The quality of the approximation of \(f\) and \(F\left(\lambda \right)\) depends solely on the number of simulated vectors K. The greater the number of concentrations per individual, the greater K. We have no guidelines for choosing K at present.

A summary of the MED calculation for one patient is shown in Fig. 1. To make it easier to understand, the Fig. 1 shows the MED calculation when only one concentration is available for one patient.

Fig. 1
figure 1

Schematic representation of the multivariate exact discrepancy (MED) computation in one dimension. The a (on the left) represents the different notation used to compute the MED. The x-axis represents the concentrations that can be observed with the tested model at a given time with fixed values of covariates. The y-axis represents the probability density function f(x) of these concentrations. The red crosses represented on the x-axis are concentrations simulated with the model. A large value of f(x) indicates a large density of (simulated) concentrations. For a given value of \(\lambda\), we can compute \({A}_{\lambda }\), the set of concentrations whose density is higher than \(\lambda\). From \({A}_{\lambda }\), we can calculate \(1-F\left(\lambda \right)=P\left(X\in {A}_{\lambda }\right)\), that can be seen as the percentage of simulated concentrations with a density higher than \(\lambda\), and \(F\left(\lambda \right)\), the percentage of simulated concentrations with a density lower than lambda. Now that these sets have been defined, let’s see how to use them to define MED. The figure b (on the right) illustrates how to compute the MED for a patient for whom we have measured one concentration (\({C}_{\mathrm{obs}}\)) represented on the x-axis. The y-axis still represents the pdf f(x). We can calculate the set \({{A}_{\lambda }}_{\mathrm{Cobs}}\) for which \({C}_{\mathrm{obs}}\) is at the boundary and the corresponding \(\lambda\) that will be denoted \({\lambda }_{{C}_{\mathrm{obs}}}\). The MED are defined as the probability that a concentration does not belong to \({A}_{{\lambda }_{\mathrm{Cobs}}}\) that can be seen as the percentage of simulated concentrations standing in a region where \(f\left(x\right)\le {\lambda }_{{C}_{\mathrm{obs}}}\). If the MED is large, the observed concentration stands in a region of high density and the concentration is consistent with the model. On the contrary, if the MED is low, we have a low probability of observing the concentration with the model tested

If we repeat the proposed method to each individual, we obtain one probability per individual, \(P\left( {y_{1} } \right), \ldots ,P\left( {y_{N} } \right)\).

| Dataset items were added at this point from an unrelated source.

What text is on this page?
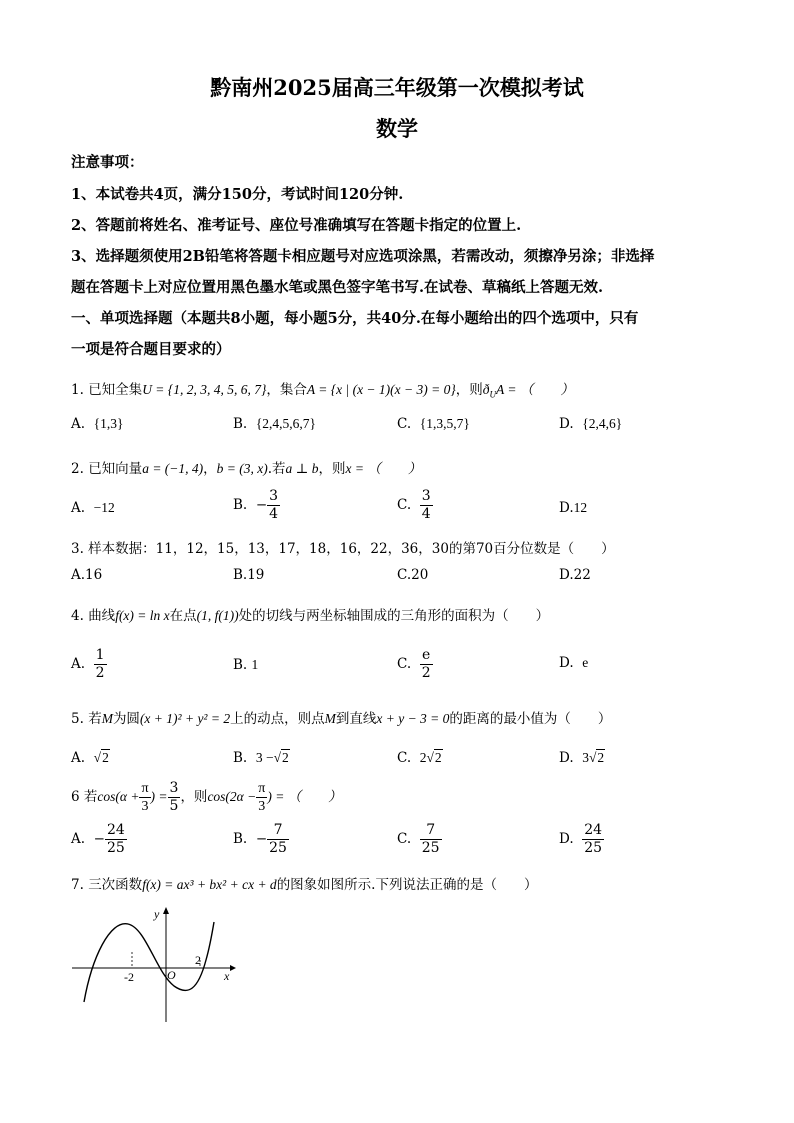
黔南州2025届高三年级第一次模拟考试
数学
注意事项：
1、本试卷共4页，满分150分，考试时间120分钟.
2、答题前将姓名、准考证号、座位号准确填写在答题卡指定的位置上.
3、选择题须使用2B铅笔将答题卡相应题号对应选项涂黑，若需改动，须擦净另涂；非选择
题在答题卡上对应位置用黑色墨水笔或黑色签字笔书写.在试卷、草稿纸上答题无效.
一、单项选择题（本题共8小题，每小题5分，共40分.在每小题给出的四个选项中，只有
一项是符合题目要求的）
1. 已知全集U = {1, 2, 3, 4, 5, 6, 7}，集合A = {x | (x − 1)(x − 3) = 0}，则$ð_UA$ = （　　）
A. {1,3}	B. {2,4,5,6,7}	C. {1,3,5,7}	D. {2,4,6}
2. 已知向量a = (−1, 4)，b = (3, x).若a ⊥ b，则x = （　　）
A. −12	B. − $\frac{3}{4}$	C. $\frac{3}{4}$	D.12
3. 样本数据：11，12，15，13，17，18，16，22，36，30的第70百分位数是（　　）
A.16	B.19	C.20	D.22
4. 曲线f(x) = ln x在点(1, f(1))处的切线与两坐标轴围成的三角形的面积为（　　）
A. $\frac{1}{2}$	B. 1	C. $\frac{e}{2}$	D. e
5. 若M为圆(x + 1)² + y² = 2上的动点，则点M到直线x + y − 3 = 0的距离的最小值为（　　）
A. √2	B. 3 −√2	C. 2√2	D. 3√2
6 若$\cos(\alpha + \frac{\pi}{3}$ ) = $\frac{3}{5}$ ，则$\cos(2\alpha - \frac{\pi}{3}$ ) = （　　）
A. − $\frac{24}{25}$	B. − $\frac{7}{25}$	C. $\frac{7}{25}$	D. $\frac{24}{25}$
7. 三次函数f(x) = ax³ + bx² + cx + d的图象如图所示.下列说法正确的是（　　）
y
x
O
-2
2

If we return to the question of whether or not \(M_{{\hat{\tau }}}\) describes the data well, we can state that if \(M_{{\hat{\tau }}}\) = \({\text{M}}_{0}\), the \(P\left( {y_{i} } \right)\) values should be distributed according to a uniform distribution on [0, 1]. Therefore, if the distribution of the \(P\left( {y_{i} } \right)\) values is not uniform, \(M_{{\hat{\tau }}}\)\({\text{M}}_{0}\) and the model \(M_{{\hat{\tau }}}\) is invalidated.

It remains to be checked whether the distribution of the \(P\left( y \right)\)’s is uniform on [0, 1]. Any test that compares a sample distribution to a reference distribution (uniform on ]0; 1[) can be used. In this context, tests such as the Kolmogorov-Smirnov test, Anderson Darling test, chi-square tests are appropriate; each having its own advantages and drawbacks. In the remainder of this article, we will use the Kolmogorov-Smirnov test without discussing this choice.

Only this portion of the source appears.